Mr. Blanchard’s comments came on the heels of news that the provincial government’s liquor Czar, Brain Harriman, has been spearheading research by liquor boards across Canada to investigate the merits of a new world order for the sale of legal, regulated weed in retail outlets.

“It’s a health concern,” Mr. Blanchard said. “I’m certain that the provincial government is looking at other jurisdictions. . .and seeing there is an opportunity on the sales tax side. But we think there are also some health consequences here that need to be factored in.”

To be fair, he has a point. Some recent, credible research has found that adolescent and teenage pot smoking raises the risk of developing some form of mental illness later in life (which form, I presume, depends on the number of brain cells you manage snuff out in callow youth).

Still, the speed with which the conversation about illicit drugs has evolved in recent years is astonishing.

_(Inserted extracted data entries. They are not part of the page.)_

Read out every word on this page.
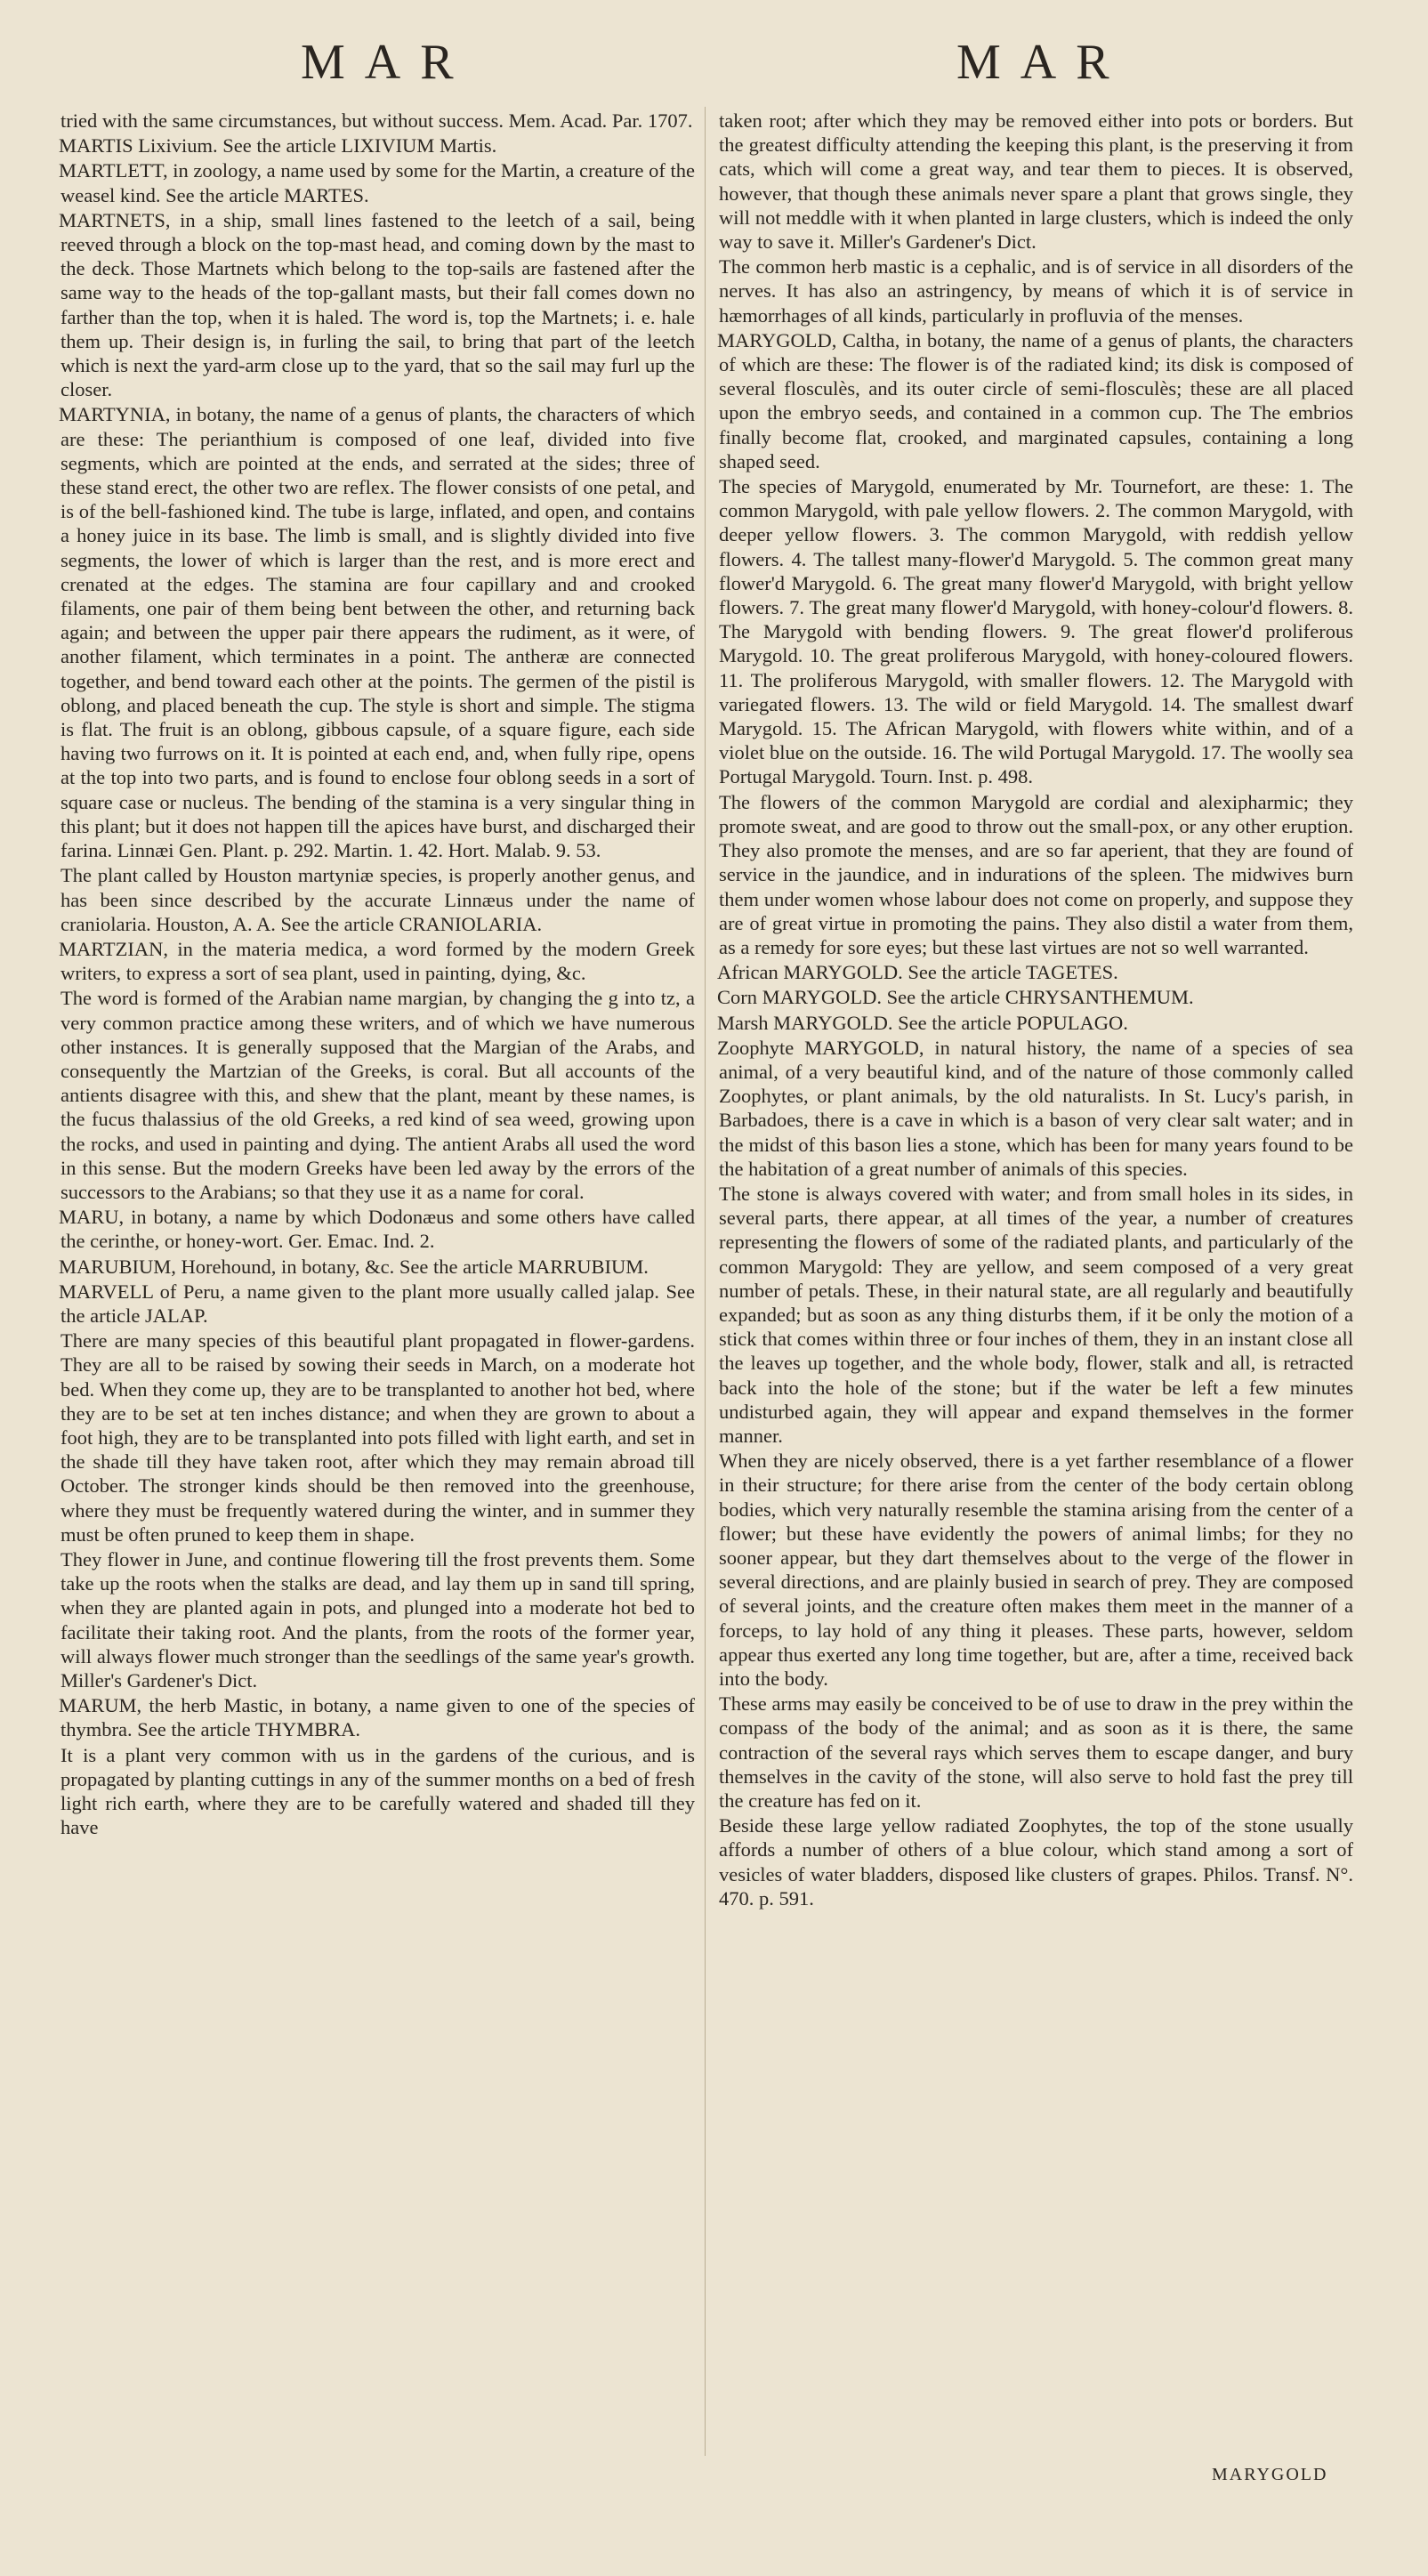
MAR	MAR

tried with the same circumstances, but without success. Mem. Acad. Par. 1707.

MARTIS Lixivium. See the article LIXIVIUM Martis.

MARTLETT, in zoology, a name used by some for the Martin, a creature of the weasel kind. See the article MARTES.

MARTNETS, in a ship, small lines fastened to the leetch of a sail, being reeved through a block on the top-mast head, and coming down by the mast to the deck. Those Martnets which belong to the top-sails are fastened after the same way to the heads of the top-gallant masts, but their fall comes down no farther than the top, when it is haled. The word is, top the Martnets; i. e. hale them up. Their design is, in furling the sail, to bring that part of the leetch which is next the yard-arm close up to the yard, that so the sail may furl up the closer.

MARTYNIA, in botany, the name of a genus of plants, the characters of which are these: The perianthium is composed of one leaf, divided into five segments, which are pointed at the ends, and serrated at the sides; three of these stand erect, the other two are reflex. The flower consists of one petal, and is of the bell-fashioned kind. The tube is large, inflated, and open, and contains a honey juice in its base. The limb is small, and is slightly divided into five segments, the lower of which is larger than the rest, and is more erect and crenated at the edges. The stamina are four capillary and and crooked filaments, one pair of them being bent between the other, and returning back again; and between the upper pair there appears the rudiment, as it were, of another filament, which terminates in a point. The antheræ are connected together, and bend toward each other at the points. The germen of the pistil is oblong, and placed beneath the cup. The style is short and simple. The stigma is flat. The fruit is an oblong, gibbous capsule, of a square figure, each side having two furrows on it. It is pointed at each end, and, when fully ripe, opens at the top into two parts, and is found to enclose four oblong seeds in a sort of square case or nucleus. The bending of the stamina is a very singular thing in this plant; but it does not happen till the apices have burst, and discharged their farina. Linnæi Gen. Plant. p. 292. Martin. 1. 42. Hort. Malab. 9. 53.

The plant called by Houston martyniæ species, is properly another genus, and has been since described by the accurate Linnæus under the name of craniolaria. Houston, A. A. See the article CRANIOLARIA.

MARTZIAN, in the materia medica, a word formed by the modern Greek writers, to express a sort of sea plant, used in painting, dying, &c.

The word is formed of the Arabian name margian, by changing the g into tz, a very common practice among these writers, and of which we have numerous other instances. It is generally supposed that the Margian of the Arabs, and consequently the Martzian of the Greeks, is coral. But all accounts of the antients disagree with this, and shew that the plant, meant by these names, is the fucus thalassius of the old Greeks, a red kind of sea weed, growing upon the rocks, and used in painting and dying. The antient Arabs all used the word in this sense. But the modern Greeks have been led away by the errors of the successors to the Arabians; so that they use it as a name for coral.

MARU, in botany, a name by which Dodonæus and some others have called the cerinthe, or honey-wort. Ger. Emac. Ind. 2.

MARUBIUM, Horehound, in botany, &c. See the article MARRUBIUM.

MARVELL of Peru, a name given to the plant more usually called jalap. See the article JALAP.

There are many species of this beautiful plant propagated in flower-gardens. They are all to be raised by sowing their seeds in March, on a moderate hot bed. When they come up, they are to be transplanted to another hot bed, where they are to be set at ten inches distance; and when they are grown to about a foot high, they are to be transplanted into pots filled with light earth, and set in the shade till they have taken root, after which they may remain abroad till October. The stronger kinds should be then removed into the greenhouse, where they must be frequently watered during the winter, and in summer they must be often pruned to keep them in shape.

They flower in June, and continue flowering till the frost prevents them. Some take up the roots when the stalks are dead, and lay them up in sand till spring, when they are planted again in pots, and plunged into a moderate hot bed to facilitate their taking root. And the plants, from the roots of the former year, will always flower much stronger than the seedlings of the same year's growth. Miller's Gardener's Dict.

MARUM, the herb Mastic, in botany, a name given to one of the species of thymbra. See the article THYMBRA.

It is a plant very common with us in the gardens of the curious, and is propagated by planting cuttings in any of the summer months on a bed of fresh light rich earth, where they are to be carefully watered and shaded till they have

taken root; after which they may be removed either into pots or borders. But the greatest difficulty attending the keeping this plant, is the preserving it from cats, which will come a great way, and tear them to pieces. It is observed, however, that though these animals never spare a plant that grows single, they will not meddle with it when planted in large clusters, which is indeed the only way to save it. Miller's Gardener's Dict.

The common herb mastic is a cephalic, and is of service in all disorders of the nerves. It has also an astringency, by means of which it is of service in hæmorrhages of all kinds, particularly in profluvia of the menses.

MARYGOLD, Caltha, in botany, the name of a genus of plants, the characters of which are these: The flower is of the radiated kind; its disk is composed of several flosculès, and its outer circle of semi-flosculès; these are all placed upon the embryo seeds, and contained in a common cup. The The embrios finally become flat, crooked, and marginated capsules, containing a long shaped seed.

The species of Marygold, enumerated by Mr. Tournefort, are these: 1. The common Marygold, with pale yellow flowers. 2. The common Marygold, with deeper yellow flowers. 3. The common Marygold, with reddish yellow flowers. 4. The tallest many-flower'd Marygold. 5. The common great many flower'd Marygold. 6. The great many flower'd Marygold, with bright yellow flowers. 7. The great many flower'd Marygold, with honey-colour'd flowers. 8. The Marygold with bending flowers. 9. The great flower'd proliferous Marygold. 10. The great proliferous Marygold, with honey-coloured flowers. 11. The proliferous Marygold, with smaller flowers. 12. The Marygold with variegated flowers. 13. The wild or field Marygold. 14. The smallest dwarf Marygold. 15. The African Marygold, with flowers white within, and of a violet blue on the outside. 16. The wild Portugal Marygold. 17. The woolly sea Portugal Marygold. Tourn. Inst. p. 498.

The flowers of the common Marygold are cordial and alexipharmic; they promote sweat, and are good to throw out the small-pox, or any other eruption. They also promote the menses, and are so far aperient, that they are found of service in the jaundice, and in indurations of the spleen. The midwives burn them under women whose labour does not come on properly, and suppose they are of great virtue in promoting the pains. They also distil a water from them, as a remedy for sore eyes; but these last virtues are not so well warranted.

African MARYGOLD. See the article TAGETES.

Corn MARYGOLD. See the article CHRYSANTHEMUM.

Marsh MARYGOLD. See the article POPULAGO.

Zoophyte MARYGOLD, in natural history, the name of a species of sea animal, of a very beautiful kind, and of the nature of those commonly called Zoophytes, or plant animals, by the old naturalists. In St. Lucy's parish, in Barbadoes, there is a cave in which is a bason of very clear salt water; and in the midst of this bason lies a stone, which has been for many years found to be the habitation of a great number of animals of this species.

The stone is always covered with water; and from small holes in its sides, in several parts, there appear, at all times of the year, a number of creatures representing the flowers of some of the radiated plants, and particularly of the common Marygold: They are yellow, and seem composed of a very great number of petals. These, in their natural state, are all regularly and beautifully expanded; but as soon as any thing disturbs them, if it be only the motion of a stick that comes within three or four inches of them, they in an instant close all the leaves up together, and the whole body, flower, stalk and all, is retracted back into the hole of the stone; but if the water be left a few minutes undisturbed again, they will appear and expand themselves in the former manner.

When they are nicely observed, there is a yet farther resemblance of a flower in their structure; for there arise from the center of the body certain oblong bodies, which very naturally resemble the stamina arising from the center of a flower; but these have evidently the powers of animal limbs; for they no sooner appear, but they dart themselves about to the verge of the flower in several directions, and are plainly busied in search of prey. They are composed of several joints, and the creature often makes them meet in the manner of a forceps, to lay hold of any thing it pleases. These parts, however, seldom appear thus exerted any long time together, but are, after a time, received back into the body.

These arms may easily be conceived to be of use to draw in the prey within the compass of the body of the animal; and as soon as it is there, the same contraction of the several rays which serves them to escape danger, and bury themselves in the cavity of the stone, will also serve to hold fast the prey till the creature has fed on it.

Beside these large yellow radiated Zoophytes, the top of the stone usually affords a number of others of a blue colour, which stand among a sort of vesicles of water bladders, disposed like clusters of grapes. Philos. Transf. N°. 470. p. 591.

MARYGOLD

In the most recent issue of Harper’s Magazine, writer Dan Baum notes in his provocatively titled piece, “Legalize it all: How to win the war on drugs”:

“In 1994, John Ehrlichman, the Watergate co-conspirator, unlocked for me one of the great mysteries of modern American history: How did the United States entangle itself in a policy of drug prohibition that has yielded so much misery and so few good results? Americans have been criminalizing psychoactive substances since San Francisco’s anti-opium law of 1875, but it was Ehrlichman’s boss, Richard Nixon, who declared the first ‘war on drugs’ and set the country on the wildly punitive and counterproductive path it still pursues. “I’d tracked Ehrlichman, who had been Nixon’s domestic-policy adviser, to an engineering firm in Atlanta, where he was working on minority recruitment. . .At the time, I was writing a book about the politics of drug prohibition. I started to ask Ehrlichman a series of . . .questions that he impatiently waved away. ‘You want to know what this was really all about?’ he asked with the bluntness of a man who, after public disgrace and a stretch in federal prison, had little left to protect. ‘The Nixon White House. . .had two enemies: the antiwar left and black people. . .We knew we couldn’t make it illegal to be against either (hippies and black people). . .but by getting the public to associate the hippies with marijuana and blacks with heroin, and then criminalizing both heavily, we could disrupt those communities.”

The times. . .they, are, indeed, a changing.

All of which raises a question: If we can so quickly reimagine the universe on the dubiously redeeming subject of drugs, can we also apply this flexibility of mind to the fundamentally pressing issues that have vexed us for generations?

Shall we declare a war on poverty?

Only this time, we won’t rest till we win.